4. Up-Charging Cheap Wine

That $15 bottle of wine you just purchased off the menu actually cost the restaurant $2.50. That’s six times the price of the original retail price. The quality of the bottle is generally not in question, but if the price is questioned the restaurant has an answer. They can make a special liquor order (SLO) for wines not found at your local liquor store so they seem fancier, rarer, more refined if you will. Regardless, it’s still a cheap bottle of wine.

5. Not Enough Head On the Beer

It’s not just the wine that’s tomfoolery at a restaurant, but also the beer you’ve been poured. If it has a thin head, it’s no coincidence. This is an area where restaurants can save a couple pennies because saving the oily one-inch head foam at the top of the beer can stretch the kegs. The difference between pouring a beer with a half an inch of foam and a full inch can save approximately 20 beers per keg.

6. Sad Salads

Restaurants will put fewer berries and nuts on their expensive seasonal salads just to stretch their inventory longer. The portions begin to change and fewer berries begin to appear on the plate, however, patrons rarely notice because it’s mixed in with greens and dressing to distract from the void.

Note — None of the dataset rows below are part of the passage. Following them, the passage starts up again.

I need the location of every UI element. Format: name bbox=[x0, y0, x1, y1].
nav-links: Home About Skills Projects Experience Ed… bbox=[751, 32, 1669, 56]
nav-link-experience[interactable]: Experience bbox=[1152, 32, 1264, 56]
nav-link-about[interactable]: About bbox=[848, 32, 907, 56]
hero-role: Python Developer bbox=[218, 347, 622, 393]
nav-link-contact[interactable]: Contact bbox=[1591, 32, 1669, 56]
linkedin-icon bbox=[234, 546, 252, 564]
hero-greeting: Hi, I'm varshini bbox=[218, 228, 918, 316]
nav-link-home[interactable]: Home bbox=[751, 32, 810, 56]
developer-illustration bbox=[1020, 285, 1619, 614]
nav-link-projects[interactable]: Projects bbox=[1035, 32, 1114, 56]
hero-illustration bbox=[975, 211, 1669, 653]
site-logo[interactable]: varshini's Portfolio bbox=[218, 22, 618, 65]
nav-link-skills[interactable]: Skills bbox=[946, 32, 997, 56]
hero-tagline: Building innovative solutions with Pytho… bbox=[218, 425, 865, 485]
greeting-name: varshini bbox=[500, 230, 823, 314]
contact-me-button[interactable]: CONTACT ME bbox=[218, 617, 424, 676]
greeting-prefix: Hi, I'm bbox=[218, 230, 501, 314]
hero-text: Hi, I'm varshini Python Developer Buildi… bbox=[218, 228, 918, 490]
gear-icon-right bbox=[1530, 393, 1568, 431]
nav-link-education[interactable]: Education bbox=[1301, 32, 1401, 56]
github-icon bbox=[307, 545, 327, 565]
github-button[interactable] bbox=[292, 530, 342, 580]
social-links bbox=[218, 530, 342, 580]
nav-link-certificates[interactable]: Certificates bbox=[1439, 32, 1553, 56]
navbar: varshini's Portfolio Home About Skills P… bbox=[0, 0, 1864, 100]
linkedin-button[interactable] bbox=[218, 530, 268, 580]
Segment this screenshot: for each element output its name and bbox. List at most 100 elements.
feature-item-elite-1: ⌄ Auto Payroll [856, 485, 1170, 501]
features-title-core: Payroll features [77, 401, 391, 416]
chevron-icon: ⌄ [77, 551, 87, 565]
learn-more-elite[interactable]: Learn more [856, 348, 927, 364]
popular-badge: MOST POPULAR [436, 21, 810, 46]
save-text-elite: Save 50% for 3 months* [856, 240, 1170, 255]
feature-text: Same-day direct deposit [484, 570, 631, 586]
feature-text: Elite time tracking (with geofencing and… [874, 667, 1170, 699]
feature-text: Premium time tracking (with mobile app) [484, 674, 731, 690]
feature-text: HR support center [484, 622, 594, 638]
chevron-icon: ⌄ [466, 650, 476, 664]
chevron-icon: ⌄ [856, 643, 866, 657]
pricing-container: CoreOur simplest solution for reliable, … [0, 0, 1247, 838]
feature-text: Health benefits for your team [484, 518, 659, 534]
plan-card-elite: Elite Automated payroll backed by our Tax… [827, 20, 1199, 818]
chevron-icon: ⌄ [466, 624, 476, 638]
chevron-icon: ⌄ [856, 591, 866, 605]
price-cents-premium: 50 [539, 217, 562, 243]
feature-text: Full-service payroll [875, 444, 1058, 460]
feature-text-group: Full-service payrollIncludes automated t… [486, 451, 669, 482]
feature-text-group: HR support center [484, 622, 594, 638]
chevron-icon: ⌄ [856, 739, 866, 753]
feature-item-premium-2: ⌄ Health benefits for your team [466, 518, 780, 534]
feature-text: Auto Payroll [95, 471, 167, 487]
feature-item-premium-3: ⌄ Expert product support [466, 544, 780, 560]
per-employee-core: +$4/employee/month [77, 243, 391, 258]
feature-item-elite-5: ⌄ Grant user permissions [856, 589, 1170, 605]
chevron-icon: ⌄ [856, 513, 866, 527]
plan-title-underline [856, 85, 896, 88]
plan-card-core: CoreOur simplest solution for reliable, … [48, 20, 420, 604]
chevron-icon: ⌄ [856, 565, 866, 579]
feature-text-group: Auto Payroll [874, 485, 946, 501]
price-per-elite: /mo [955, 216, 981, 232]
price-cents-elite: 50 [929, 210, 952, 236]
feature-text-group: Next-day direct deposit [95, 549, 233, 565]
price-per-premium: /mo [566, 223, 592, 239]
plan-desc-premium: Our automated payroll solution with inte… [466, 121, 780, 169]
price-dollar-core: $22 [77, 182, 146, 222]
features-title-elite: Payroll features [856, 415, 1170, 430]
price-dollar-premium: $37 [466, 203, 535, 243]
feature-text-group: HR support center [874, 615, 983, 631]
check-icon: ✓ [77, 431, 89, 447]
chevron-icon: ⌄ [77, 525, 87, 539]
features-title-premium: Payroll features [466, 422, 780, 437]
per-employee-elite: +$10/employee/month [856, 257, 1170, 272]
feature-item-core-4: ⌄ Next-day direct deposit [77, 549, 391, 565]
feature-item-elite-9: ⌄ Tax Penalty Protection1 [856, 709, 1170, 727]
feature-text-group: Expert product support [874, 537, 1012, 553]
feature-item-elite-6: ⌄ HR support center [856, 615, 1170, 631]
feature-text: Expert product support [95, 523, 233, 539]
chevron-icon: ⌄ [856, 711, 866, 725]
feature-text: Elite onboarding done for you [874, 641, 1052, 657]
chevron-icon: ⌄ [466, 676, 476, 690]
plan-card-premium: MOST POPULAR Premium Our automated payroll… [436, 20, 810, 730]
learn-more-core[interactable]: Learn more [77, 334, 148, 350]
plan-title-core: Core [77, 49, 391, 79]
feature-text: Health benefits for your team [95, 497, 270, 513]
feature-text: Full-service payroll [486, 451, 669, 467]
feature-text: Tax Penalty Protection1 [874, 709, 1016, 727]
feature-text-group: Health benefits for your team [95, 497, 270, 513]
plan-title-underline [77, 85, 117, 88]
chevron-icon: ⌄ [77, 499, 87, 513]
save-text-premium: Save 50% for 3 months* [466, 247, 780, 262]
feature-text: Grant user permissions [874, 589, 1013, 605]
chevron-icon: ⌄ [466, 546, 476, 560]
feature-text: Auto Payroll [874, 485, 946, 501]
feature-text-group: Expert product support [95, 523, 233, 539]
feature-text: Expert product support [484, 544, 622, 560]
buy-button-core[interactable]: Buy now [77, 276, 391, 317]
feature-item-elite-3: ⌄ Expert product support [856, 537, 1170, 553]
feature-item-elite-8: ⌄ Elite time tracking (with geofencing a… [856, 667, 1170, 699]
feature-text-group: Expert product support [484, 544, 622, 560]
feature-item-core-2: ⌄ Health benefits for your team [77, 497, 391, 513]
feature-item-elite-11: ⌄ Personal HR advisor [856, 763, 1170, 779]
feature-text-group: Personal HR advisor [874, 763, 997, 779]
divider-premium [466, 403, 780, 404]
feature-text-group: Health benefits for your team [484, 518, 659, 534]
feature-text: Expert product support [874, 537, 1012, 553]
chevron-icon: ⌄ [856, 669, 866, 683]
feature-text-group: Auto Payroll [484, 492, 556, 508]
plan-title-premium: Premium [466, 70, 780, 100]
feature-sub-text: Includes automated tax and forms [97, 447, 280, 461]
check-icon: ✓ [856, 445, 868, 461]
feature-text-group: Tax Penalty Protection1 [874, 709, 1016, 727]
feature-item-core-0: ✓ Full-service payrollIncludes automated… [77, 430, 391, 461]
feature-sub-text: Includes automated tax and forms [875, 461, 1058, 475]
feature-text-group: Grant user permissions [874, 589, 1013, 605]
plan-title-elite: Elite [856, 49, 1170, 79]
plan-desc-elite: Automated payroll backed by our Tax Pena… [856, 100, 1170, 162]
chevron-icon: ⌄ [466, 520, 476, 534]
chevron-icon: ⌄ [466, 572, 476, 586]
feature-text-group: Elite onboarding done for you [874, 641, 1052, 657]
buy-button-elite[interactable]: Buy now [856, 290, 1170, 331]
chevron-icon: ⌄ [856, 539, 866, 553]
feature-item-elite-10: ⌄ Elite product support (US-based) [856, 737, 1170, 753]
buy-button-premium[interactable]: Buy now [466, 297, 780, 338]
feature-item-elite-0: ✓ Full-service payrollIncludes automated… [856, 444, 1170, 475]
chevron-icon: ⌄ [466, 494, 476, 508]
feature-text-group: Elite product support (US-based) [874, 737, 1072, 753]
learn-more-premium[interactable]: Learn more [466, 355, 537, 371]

7. Formaldehyde Shrimp, Anyone?

When shrimp replaced tuna as the most frequently eaten seafood in the U.S. 10 years ago, the shrimp-farming market in Asia exploded. These cheap farm-raised shrimp were on nearly every fancy restaurant menu in America, but they needed to keep the massive amounts clean. The Food and Drug Administration (FDA) stepped in and approved of the use of formalin, a diluted form of formaldehyde.

8. Menu Position Play

Restaurant consulting firm Aaron Allen & Associations said a restaurant can net $1,000 more per month by just rearranging the menu items. Studies using eye trackers have found the middle of the page is the sweet spot. It’s where the patron’s eyes gravitate toward. Most people will make their purchasing decision based on what’s in the middle, which means putting items that drive good margins can boost revenue. The dish doesn’t even have to be the most expensive, it’s just what costs them the least to make them the most money.

9. Shrinking Plates

When food prices rise across the board, restaurants will trade in their 12-inch plates for 11-inchers to fool the mind into thinking there’s no less food on their plate. According to Mindless Eating author Brian Wansink, it isn’t a bad idea considering smaller plates encourage portion control, which is just what a country that’s one-third obese needs.

10. Heavy On The Silverware

A light fork and a nice cut of steak are a bad combination. Studies have shown patrons will grade a steak at a higher quality if they use a heavy knife and fork. The same steak with a lighter fork will be graded lower. It may cost the restaurant more initially, but their ratings will be higher in the long term.